DoubleCloud recently published a blog on the subject of ETL vs ELT, or Extract, Transform Load vs Extract, Load, Transform.
Many developers still mix the two up, with ETL being used to extract data from multiple, disparate sources and transforming it whilst it’s in-flight so it can be loaded into a system in the correct format, making said data ready for analysis and reporting.
However, ELT is a variation in which the raw data is loaded into the target system first, where it’s then transformed.
ELT was developed to leverage the power of the modern data stack to help perform those transformations as close to the data as possible, cutting down on resources (and cost) and vastly speeding up the entire process.
Never happy to rest on its laurels (or do with just two confusingly similar acronyms) the data community has developed a third, hybrid process known as… EtLT.
ETL vs ELT — Which is better?
Before we discuss EtLT, let’s just quickly summarize ETL and ELT and when you should use each and why.
Ask a dozen different Solution Architects this and we’re sure you’ll get a dozen different answers.
The truth is, you can’t say definitively which is better, as it very much depends on context and the result you’re trying to achieve.
The biggest difference is obviously when the data gets processed with the other being in their performance and scalability.
ELT is generally considered more a performant and scalable solution than ETL, whilst ETL is thought to be more resource-intensive, requiring the moving and transforming of data before it can be loaded into a target system… leads to greater latency and longer processing times.
It’s more suitable for situations in which the data needs to be transformed, cleaned, or otherwise sanitized before it can be loaded into the target system such as when dealing with data from multiple sources which may have different structures, schemas, and formats.
ETL, on the other hand, is much more suitable for situations in which the data is already in some sort of semi structured format and doesn’t need significant cleaning and transformation and where the focus is on loading the data as quickly as possible for real-time analysis and reporting or situations in which the data needs to be arranged into a useable format.
What is EtLT?
Now on to the main point of this blog…
Although still very new, many consider EtLT to be the best of both worlds.
Although ELT offers anyone looking for rapid ingestion of data a huge boost in performance, anyone who’s tried to rely solely on it within their solution will tell you it sometimes struggles to meet data security and compliance needs, especially anything requiring you to hide, remove or encrypt PHI and PII data.
As important as fast analytics are (and they are important in this world of Big Data), sometimes speed has to be sacrificed for security concerns… or does it?
That’s where EtLT comes in: Extract, transform, Load, Transform (although as it’s still so new we’ve also seen it called Extract, Tweak, Load, Transform).
It’s a hybrid or best of both worlds approach that is both fast and ensures data quality when it comes to sensitive information for compliance and regulation.
So how does it work?
Extract: The raw data is ingested from your various sources and databases and placed into your staging area.
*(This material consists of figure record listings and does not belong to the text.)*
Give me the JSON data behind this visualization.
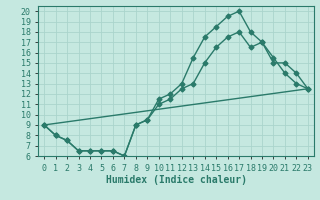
{
  "xlabel": "Humidex (Indice chaleur)",
  "xlim": [
    -0.5,
    23.5
  ],
  "ylim": [
    6,
    20.5
  ],
  "xticks": [
    0,
    1,
    2,
    3,
    4,
    5,
    6,
    7,
    8,
    9,
    10,
    11,
    12,
    13,
    14,
    15,
    16,
    17,
    18,
    19,
    20,
    21,
    22,
    23
  ],
  "yticks": [
    6,
    7,
    8,
    9,
    10,
    11,
    12,
    13,
    14,
    15,
    16,
    17,
    18,
    19,
    20
  ],
  "bg_color": "#c5e8e0",
  "grid_color": "#aad4cc",
  "line_color": "#2a7a6a",
  "line1_x": [
    0,
    1,
    2,
    3,
    4,
    5,
    6,
    7,
    8,
    9,
    10,
    11,
    12,
    13,
    14,
    15,
    16,
    17,
    18,
    19,
    20,
    21,
    22,
    23
  ],
  "line1_y": [
    9.0,
    8.0,
    7.5,
    6.5,
    6.5,
    6.5,
    6.5,
    6.0,
    9.0,
    9.5,
    11.5,
    12.0,
    13.0,
    15.5,
    17.5,
    18.5,
    19.5,
    20.0,
    18.0,
    17.0,
    15.5,
    14.0,
    13.0,
    12.5
  ],
  "line2_x": [
    0,
    1,
    2,
    3,
    4,
    5,
    6,
    7,
    8,
    9,
    10,
    11,
    12,
    13,
    14,
    15,
    16,
    17,
    18,
    19,
    20,
    21,
    22,
    23
  ],
  "line2_y": [
    9.0,
    8.0,
    7.5,
    6.5,
    6.5,
    6.5,
    6.5,
    6.0,
    9.0,
    9.5,
    11.0,
    11.5,
    12.5,
    13.0,
    15.0,
    16.5,
    17.5,
    18.0,
    16.5,
    17.0,
    15.0,
    15.0,
    14.0,
    12.5
  ],
  "line3_x": [
    0,
    23
  ],
  "line3_y": [
    9.0,
    12.5
  ],
  "markersize": 2.5,
  "linewidth": 1.0,
  "xlabel_fontsize": 7,
  "tick_fontsize": 6
}
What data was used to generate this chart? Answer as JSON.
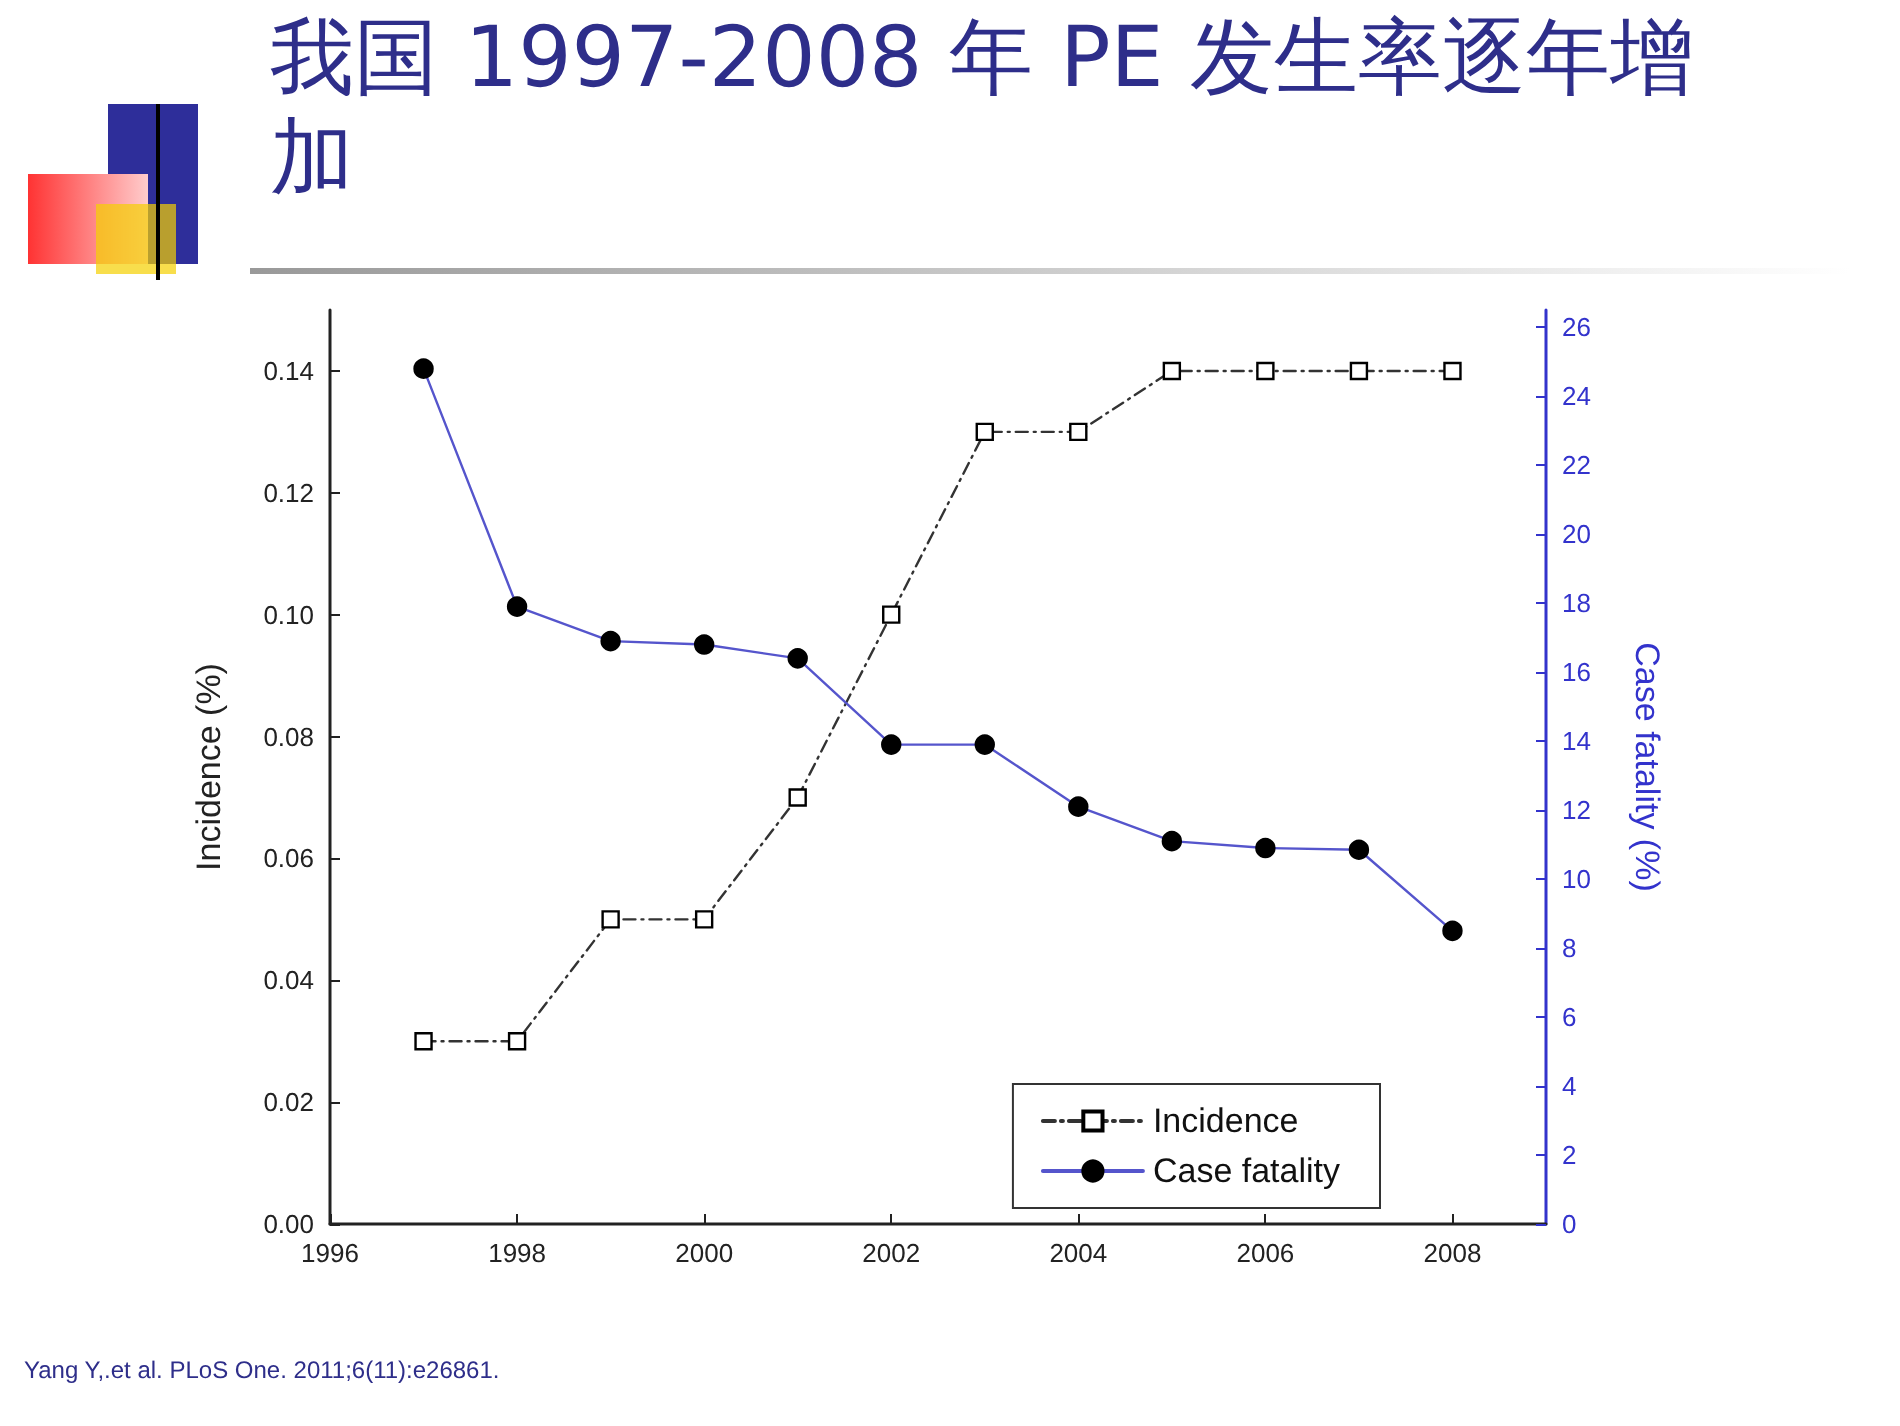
{
  "chart_data": {
    "type": "line",
    "title": "我国 1997-2008 年 PE 发生率逐年增加",
    "xlabel": null,
    "ylabel": "Incidence (%)",
    "y2label": "Case fatality (%)",
    "x": [
      1997,
      1998,
      1999,
      2000,
      2001,
      2002,
      2003,
      2004,
      2005,
      2006,
      2007,
      2008
    ],
    "series": [
      {
        "name": "Incidence",
        "color": "#333333",
        "marker": "square",
        "line_style": "dashed",
        "values": [
          0.03,
          0.03,
          0.05,
          0.05,
          0.07,
          0.1,
          0.13,
          0.13,
          0.14,
          0.14,
          0.14,
          0.14
        ]
      },
      {
        "name": "Case fatality",
        "color": "#5555cc",
        "marker": "circle",
        "line_style": "solid",
        "axis": "y2",
        "values": [
          24.8,
          17.9,
          16.9,
          16.8,
          16.4,
          13.9,
          13.9,
          12.1,
          11.1,
          10.9,
          10.85,
          8.5
        ]
      }
    ],
    "xlim": [
      1996,
      2009
    ],
    "xticks": [
      1996,
      1998,
      2000,
      2002,
      2004,
      2006,
      2008
    ],
    "ylim": [
      0,
      0.15
    ],
    "yticks": [
      {
        "value": 0,
        "label": "0.00"
      },
      {
        "value": 0.02,
        "label": "0.02"
      },
      {
        "value": 0.04,
        "label": "0.04"
      },
      {
        "value": 0.06,
        "label": "0.06"
      },
      {
        "value": 0.08,
        "label": "0.08"
      },
      {
        "value": 0.1,
        "label": "0.10"
      },
      {
        "value": 0.12,
        "label": "0.12"
      },
      {
        "value": 0.14,
        "label": "0.14"
      }
    ],
    "y2lim": [
      0,
      26.5
    ],
    "y2ticks": [
      0,
      2,
      4,
      6,
      8,
      10,
      12,
      14,
      16,
      18,
      20,
      22,
      24,
      26
    ],
    "grid": false,
    "legend": "bottom right",
    "annotations": [
      "Yang Y,.et al. PLoS One. 2011;6(11):e26861."
    ]
  }
}
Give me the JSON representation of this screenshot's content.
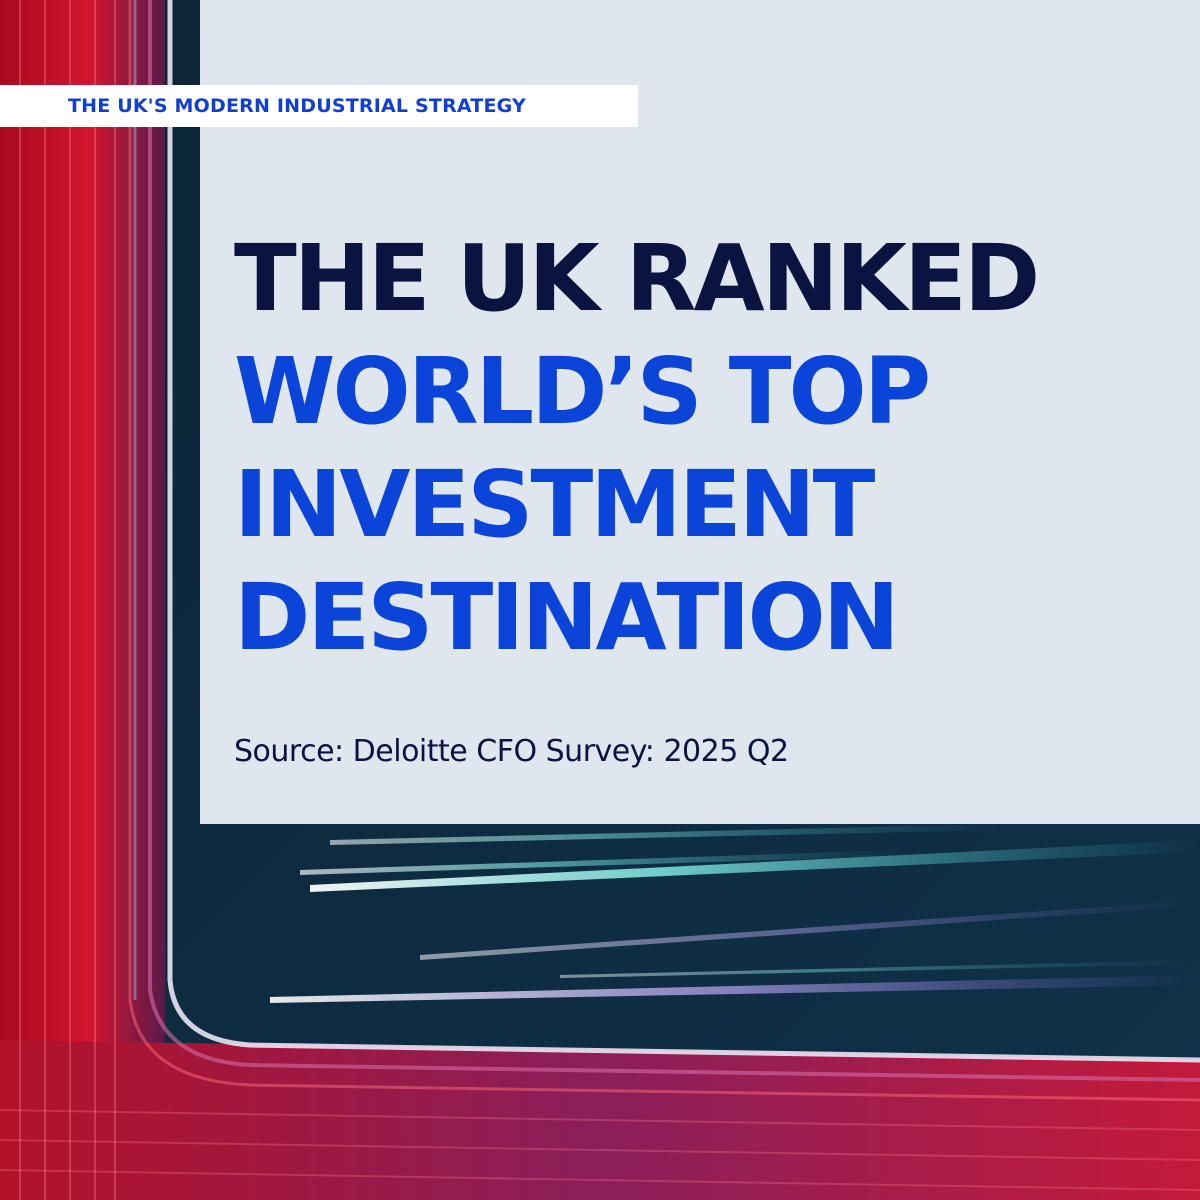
{
  "tag": {
    "label": "THE UK'S MODERN INDUSTRIAL STRATEGY"
  },
  "headline": {
    "line1": "THE UK RANKED",
    "line2": "WORLD’S TOP",
    "line3": "INVESTMENT",
    "line4": "DESTINATION"
  },
  "source": {
    "text": "Source: Deloitte CFO Survey: 2025 Q2"
  },
  "colors": {
    "panel": "#e0e6ee",
    "headline_dark": "#0b1440",
    "headline_blue": "#0a44d8",
    "tag_text": "#0f3fd4",
    "bg_red": "#c8102e",
    "bg_dark": "#0d1b2e"
  }
}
Transform: The first round of transformation is the transformation ‘lite’ stage, in which PHI, PII or other sensitive data is removed or encrypted, usually one data source at a time. That makes these transformations fast (as they’re relatively simple) as the data is transformed independent of other sources. At this point the data from said sources isn’t integrated together… that won’t happen till the next stage.
Load: The newly prepared data is loaded into your waiting Data Warehouse.
Transform: The data is now transformed and fully integrated within your Data Warehouse, actually using the data warehouse to process those transactions, integrating all your multiple data sources into a cohesive whole.
The reason EtLT is gaining popularity with many data engineers running modern data stacks is that it lets them ingest data from a plurality of sources, sensitive or not, thanks to that first, ‘lite’ transformation stage.
Those transformations are simple to set up, incredibly fast to process and answer ELT’s biggest flaw by satisfying most, if not all regulatory and governance security compliance concerns.
To increase speeds even further, your complicated, multi-source transformations can still happen within your Data Warehouse.
Benefits of EtLT or when to use EtLT
As you’ve probably already recognized, EtLT is most useful when an organization is trying to achieve sub-second analytics but has security concerns about the data; needing to mask, remove or encrypt parts, if not all of it.
If your organization’s governance, whether that be set internally or due to a nation’s data laws, requires preload transformations then EtLT is probably the solution you’ve been looking for.
EtLT is secure — meeting data security and compliance requirements
It engenders a much higher level of customer trust
It’s fast — you don’t have to sacrifice security for speed as you would with the old ETL vs ELT debate
It also offers you a lot more flexibility in your end solution; giving you the ability to change the way you transform data post-load to better suit different analytics you might need to run.